Minimum pricing on alcohol now looks like a done deal, and I suspect we must make the best of it and move on. However, before we do so - and at the risk of creating a furore among virtually the whole alcohol supply trade - I keep wondering if we are once again piling ill-thought-out and complex regulation on to the statute book unnecessarily?

Excise duty already exists as a revenue generator and control mechanism for alcohol, and has been used for many years to manage affordability as well as to raise tax receipts. We are now told we need a minimum price control mechanism in addition to this to control consumption (conveniently ignoring the fact that per head consumption is decreasing of its own accord).
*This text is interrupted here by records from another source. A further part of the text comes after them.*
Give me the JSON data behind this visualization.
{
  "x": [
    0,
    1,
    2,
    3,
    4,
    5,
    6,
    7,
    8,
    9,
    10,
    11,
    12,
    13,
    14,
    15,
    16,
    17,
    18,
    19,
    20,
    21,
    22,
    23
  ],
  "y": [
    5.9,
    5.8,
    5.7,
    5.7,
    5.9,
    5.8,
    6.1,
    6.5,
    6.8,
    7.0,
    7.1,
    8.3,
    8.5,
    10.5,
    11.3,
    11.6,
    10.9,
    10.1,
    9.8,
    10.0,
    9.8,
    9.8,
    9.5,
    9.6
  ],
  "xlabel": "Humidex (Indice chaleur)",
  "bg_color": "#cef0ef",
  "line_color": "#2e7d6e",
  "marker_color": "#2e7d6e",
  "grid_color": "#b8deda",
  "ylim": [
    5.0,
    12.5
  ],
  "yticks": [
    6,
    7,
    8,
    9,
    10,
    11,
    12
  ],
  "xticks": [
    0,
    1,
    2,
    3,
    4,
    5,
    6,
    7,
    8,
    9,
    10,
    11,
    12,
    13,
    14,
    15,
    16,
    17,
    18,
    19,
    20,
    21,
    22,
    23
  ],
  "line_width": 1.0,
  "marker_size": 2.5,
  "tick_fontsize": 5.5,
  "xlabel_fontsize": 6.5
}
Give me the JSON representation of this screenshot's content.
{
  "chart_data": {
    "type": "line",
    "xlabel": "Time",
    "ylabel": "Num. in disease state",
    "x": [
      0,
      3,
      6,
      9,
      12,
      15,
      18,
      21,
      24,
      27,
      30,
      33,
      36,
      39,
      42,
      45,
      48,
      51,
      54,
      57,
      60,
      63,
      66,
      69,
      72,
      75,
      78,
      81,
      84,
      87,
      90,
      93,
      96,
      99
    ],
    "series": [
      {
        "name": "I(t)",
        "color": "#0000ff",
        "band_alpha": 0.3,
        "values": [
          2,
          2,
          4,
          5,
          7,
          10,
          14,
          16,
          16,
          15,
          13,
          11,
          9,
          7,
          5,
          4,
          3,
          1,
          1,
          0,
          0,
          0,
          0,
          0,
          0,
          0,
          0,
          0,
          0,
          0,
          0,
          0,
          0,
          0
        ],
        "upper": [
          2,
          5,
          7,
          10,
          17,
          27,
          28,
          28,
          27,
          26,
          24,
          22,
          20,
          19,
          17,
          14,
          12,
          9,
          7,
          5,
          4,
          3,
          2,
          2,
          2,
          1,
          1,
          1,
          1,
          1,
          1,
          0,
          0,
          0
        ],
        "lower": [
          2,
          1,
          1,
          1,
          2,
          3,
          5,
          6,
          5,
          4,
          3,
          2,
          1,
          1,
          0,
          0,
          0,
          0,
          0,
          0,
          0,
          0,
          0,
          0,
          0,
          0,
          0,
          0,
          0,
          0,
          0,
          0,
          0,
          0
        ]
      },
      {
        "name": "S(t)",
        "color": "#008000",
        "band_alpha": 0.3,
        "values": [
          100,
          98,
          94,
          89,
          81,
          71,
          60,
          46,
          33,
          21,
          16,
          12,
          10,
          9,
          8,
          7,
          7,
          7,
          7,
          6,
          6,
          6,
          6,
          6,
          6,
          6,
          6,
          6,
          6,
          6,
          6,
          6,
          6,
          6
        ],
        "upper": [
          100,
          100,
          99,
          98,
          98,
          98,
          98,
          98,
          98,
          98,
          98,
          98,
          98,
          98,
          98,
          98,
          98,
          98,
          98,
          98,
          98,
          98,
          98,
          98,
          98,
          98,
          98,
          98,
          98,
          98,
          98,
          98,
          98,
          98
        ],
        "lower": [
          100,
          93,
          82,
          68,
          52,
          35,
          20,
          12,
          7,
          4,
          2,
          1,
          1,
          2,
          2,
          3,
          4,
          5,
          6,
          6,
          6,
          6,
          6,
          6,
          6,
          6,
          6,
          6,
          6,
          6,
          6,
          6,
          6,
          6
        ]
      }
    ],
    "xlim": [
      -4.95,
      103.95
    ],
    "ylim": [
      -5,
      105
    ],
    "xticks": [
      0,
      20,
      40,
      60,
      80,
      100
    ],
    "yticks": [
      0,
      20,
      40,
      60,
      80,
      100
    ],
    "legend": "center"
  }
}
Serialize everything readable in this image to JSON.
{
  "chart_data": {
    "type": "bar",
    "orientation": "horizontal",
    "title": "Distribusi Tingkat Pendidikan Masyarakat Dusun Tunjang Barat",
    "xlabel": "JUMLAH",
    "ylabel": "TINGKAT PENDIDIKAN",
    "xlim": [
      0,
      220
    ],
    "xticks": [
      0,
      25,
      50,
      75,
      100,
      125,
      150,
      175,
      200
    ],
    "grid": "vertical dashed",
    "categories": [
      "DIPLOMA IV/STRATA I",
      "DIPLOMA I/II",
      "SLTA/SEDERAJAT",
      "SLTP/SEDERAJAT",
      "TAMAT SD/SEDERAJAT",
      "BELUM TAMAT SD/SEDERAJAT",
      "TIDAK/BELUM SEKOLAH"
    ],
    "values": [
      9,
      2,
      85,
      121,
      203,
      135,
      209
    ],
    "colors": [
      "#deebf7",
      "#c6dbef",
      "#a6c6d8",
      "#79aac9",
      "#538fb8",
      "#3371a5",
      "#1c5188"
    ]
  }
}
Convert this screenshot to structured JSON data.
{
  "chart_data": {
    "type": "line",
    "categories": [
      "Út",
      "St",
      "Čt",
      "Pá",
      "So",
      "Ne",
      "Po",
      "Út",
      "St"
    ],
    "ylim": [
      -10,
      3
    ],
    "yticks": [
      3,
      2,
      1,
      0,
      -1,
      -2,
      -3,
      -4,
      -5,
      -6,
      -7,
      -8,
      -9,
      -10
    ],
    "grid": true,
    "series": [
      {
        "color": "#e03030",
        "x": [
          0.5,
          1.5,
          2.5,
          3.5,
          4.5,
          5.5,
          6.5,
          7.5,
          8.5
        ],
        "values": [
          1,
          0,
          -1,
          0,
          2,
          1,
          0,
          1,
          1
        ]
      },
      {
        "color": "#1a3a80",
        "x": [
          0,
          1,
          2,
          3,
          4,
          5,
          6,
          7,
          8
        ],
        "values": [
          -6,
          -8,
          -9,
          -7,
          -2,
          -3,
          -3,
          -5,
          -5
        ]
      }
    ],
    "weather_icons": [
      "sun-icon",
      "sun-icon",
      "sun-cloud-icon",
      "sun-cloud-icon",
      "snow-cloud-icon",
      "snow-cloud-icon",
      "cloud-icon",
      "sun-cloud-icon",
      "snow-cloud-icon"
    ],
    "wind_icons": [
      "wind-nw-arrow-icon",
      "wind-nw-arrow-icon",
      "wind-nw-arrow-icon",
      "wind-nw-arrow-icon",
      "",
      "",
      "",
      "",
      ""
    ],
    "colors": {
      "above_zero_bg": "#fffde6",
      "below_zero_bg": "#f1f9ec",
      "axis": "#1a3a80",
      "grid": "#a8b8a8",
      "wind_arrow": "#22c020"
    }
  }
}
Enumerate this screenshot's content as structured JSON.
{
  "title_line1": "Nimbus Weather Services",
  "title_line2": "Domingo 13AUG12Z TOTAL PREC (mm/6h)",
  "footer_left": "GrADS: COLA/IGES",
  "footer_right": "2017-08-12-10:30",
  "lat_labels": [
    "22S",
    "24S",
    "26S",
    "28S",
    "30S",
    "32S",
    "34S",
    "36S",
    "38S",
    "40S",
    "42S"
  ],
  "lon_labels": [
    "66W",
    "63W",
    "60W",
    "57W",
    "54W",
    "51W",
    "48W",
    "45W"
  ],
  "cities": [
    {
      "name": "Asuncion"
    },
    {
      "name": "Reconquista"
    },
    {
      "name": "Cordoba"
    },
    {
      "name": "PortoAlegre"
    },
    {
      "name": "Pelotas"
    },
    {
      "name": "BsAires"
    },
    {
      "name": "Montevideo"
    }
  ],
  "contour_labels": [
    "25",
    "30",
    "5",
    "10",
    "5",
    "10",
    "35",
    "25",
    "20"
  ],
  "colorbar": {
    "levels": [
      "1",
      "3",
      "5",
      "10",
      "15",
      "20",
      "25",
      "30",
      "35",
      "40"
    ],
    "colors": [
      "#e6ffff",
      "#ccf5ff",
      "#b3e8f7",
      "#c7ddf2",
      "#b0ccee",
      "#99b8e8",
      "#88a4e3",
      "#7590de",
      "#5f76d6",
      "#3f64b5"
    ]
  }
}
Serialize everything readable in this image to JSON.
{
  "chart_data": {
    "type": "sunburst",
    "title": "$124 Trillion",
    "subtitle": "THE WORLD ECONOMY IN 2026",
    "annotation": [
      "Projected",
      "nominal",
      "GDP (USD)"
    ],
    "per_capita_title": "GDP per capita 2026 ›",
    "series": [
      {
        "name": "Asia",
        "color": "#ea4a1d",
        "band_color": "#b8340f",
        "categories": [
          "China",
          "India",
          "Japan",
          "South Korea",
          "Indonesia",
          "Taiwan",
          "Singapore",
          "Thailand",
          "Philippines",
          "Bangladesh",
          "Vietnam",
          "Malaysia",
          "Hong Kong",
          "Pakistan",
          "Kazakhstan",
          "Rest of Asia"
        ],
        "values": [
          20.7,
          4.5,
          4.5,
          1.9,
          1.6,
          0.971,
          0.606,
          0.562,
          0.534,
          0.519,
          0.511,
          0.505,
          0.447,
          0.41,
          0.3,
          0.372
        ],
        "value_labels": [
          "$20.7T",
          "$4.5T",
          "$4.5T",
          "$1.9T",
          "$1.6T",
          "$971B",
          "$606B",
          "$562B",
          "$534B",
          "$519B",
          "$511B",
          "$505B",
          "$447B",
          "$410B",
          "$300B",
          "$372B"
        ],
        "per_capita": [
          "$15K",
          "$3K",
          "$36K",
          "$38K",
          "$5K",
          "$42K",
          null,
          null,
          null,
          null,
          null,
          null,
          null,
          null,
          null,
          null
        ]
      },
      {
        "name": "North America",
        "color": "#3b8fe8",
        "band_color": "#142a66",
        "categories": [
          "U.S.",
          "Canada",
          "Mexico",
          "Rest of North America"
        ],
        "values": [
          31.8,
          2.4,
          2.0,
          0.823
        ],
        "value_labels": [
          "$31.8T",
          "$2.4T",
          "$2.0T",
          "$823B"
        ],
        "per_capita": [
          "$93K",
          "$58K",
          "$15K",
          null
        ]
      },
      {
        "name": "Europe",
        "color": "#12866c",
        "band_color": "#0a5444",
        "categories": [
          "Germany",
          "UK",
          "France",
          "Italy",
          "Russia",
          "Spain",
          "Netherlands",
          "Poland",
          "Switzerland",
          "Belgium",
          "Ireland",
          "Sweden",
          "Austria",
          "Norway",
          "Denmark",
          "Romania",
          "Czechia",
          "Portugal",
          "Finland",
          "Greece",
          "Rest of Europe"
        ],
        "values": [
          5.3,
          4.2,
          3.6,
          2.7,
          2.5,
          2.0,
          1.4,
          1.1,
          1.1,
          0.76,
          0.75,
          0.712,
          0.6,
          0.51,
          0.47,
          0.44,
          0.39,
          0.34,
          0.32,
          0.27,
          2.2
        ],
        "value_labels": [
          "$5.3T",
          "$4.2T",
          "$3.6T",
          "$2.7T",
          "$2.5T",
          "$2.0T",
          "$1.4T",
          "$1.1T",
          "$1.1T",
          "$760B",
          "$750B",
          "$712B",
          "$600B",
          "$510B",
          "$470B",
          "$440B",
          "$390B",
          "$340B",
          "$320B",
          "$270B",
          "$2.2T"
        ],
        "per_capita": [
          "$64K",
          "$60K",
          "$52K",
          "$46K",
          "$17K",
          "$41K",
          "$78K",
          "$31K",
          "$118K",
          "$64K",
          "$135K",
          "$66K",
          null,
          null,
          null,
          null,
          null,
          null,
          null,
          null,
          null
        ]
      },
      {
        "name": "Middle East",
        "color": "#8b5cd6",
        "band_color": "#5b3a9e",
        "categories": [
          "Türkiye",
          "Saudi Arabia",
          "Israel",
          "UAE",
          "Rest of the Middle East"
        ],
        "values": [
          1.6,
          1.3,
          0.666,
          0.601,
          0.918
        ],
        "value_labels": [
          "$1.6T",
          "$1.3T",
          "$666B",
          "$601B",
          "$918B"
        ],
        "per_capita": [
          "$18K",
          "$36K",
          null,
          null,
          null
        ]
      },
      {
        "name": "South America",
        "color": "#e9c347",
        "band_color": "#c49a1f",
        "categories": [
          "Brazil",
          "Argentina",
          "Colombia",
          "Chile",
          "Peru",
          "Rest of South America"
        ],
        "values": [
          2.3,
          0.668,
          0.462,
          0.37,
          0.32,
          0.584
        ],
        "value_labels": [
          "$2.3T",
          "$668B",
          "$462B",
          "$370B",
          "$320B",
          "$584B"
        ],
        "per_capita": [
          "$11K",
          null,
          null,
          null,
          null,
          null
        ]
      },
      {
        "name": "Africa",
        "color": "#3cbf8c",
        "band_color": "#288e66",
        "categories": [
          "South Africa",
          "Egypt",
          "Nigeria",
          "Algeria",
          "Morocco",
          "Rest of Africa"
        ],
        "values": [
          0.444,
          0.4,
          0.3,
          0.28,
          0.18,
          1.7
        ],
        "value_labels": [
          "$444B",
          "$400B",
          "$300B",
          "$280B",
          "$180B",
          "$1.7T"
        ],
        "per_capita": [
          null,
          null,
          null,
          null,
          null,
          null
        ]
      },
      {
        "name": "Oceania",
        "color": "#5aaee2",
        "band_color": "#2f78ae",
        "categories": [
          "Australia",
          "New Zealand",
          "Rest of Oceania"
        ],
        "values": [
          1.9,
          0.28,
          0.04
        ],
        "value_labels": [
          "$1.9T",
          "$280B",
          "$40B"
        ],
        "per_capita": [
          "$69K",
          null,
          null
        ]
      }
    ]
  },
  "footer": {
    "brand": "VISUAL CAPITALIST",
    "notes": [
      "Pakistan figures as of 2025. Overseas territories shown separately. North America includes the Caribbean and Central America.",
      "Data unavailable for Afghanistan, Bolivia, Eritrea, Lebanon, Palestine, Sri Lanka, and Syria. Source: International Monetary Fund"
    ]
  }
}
A part of the dilemma, and perhaps the first port of call for legislators, is the ad hoc nature of the duty regime on alcohol. At present, the only mechanism to properly recognise the alcoholic unit content is that of spirits: volume multiplied by alcoholic strength. This currently produces a duty charge of 27p per unit on spirits.

There are much wider variances in other areas. beer and lager is banded into three - low, normal and super - with duty per unit 10p on Skol, 20p on Stella and 24p on Special Brew. On cider, rates are banded at up to 7.5% abv and between 7.5% and 8.5%, but the per unit result is the same - just 7p. A similar rate applies to low-abv sparkling perry.

Wines are also banded and most wines pay the same duty as the band is so wide - from 5.5% to 15% abv. This means wines toward the top of the range attract a significantly lower rate per unit: 18p for Hardy’s Stamp Red against 25p for a wine with 10% abv. Ironically, this banding means the new lower bands of 4% to 5.5% for low alcohol brands such as First Cape actually attract a 20p per unit charge.

One suspects that vested interests would make a ‘proper’ realignment by alcohol units politically more difficult than the proposed minimum price, although that seems to me to be the grown-up, long-term solution if the government were really serious about this matter. This would allow a consistent policy in future years rather than ad hoc tinkering.

I should point out that the independent sector broadly welcomes minimum pricing as a means of curtailing the race to the bottom by the multiples, and my proposal would need further safeguards to be effective - preferably a ban on below-cost selling. However, it does seem to me that a serious solution really should involve a strict relationship between duty charged and alcohol units.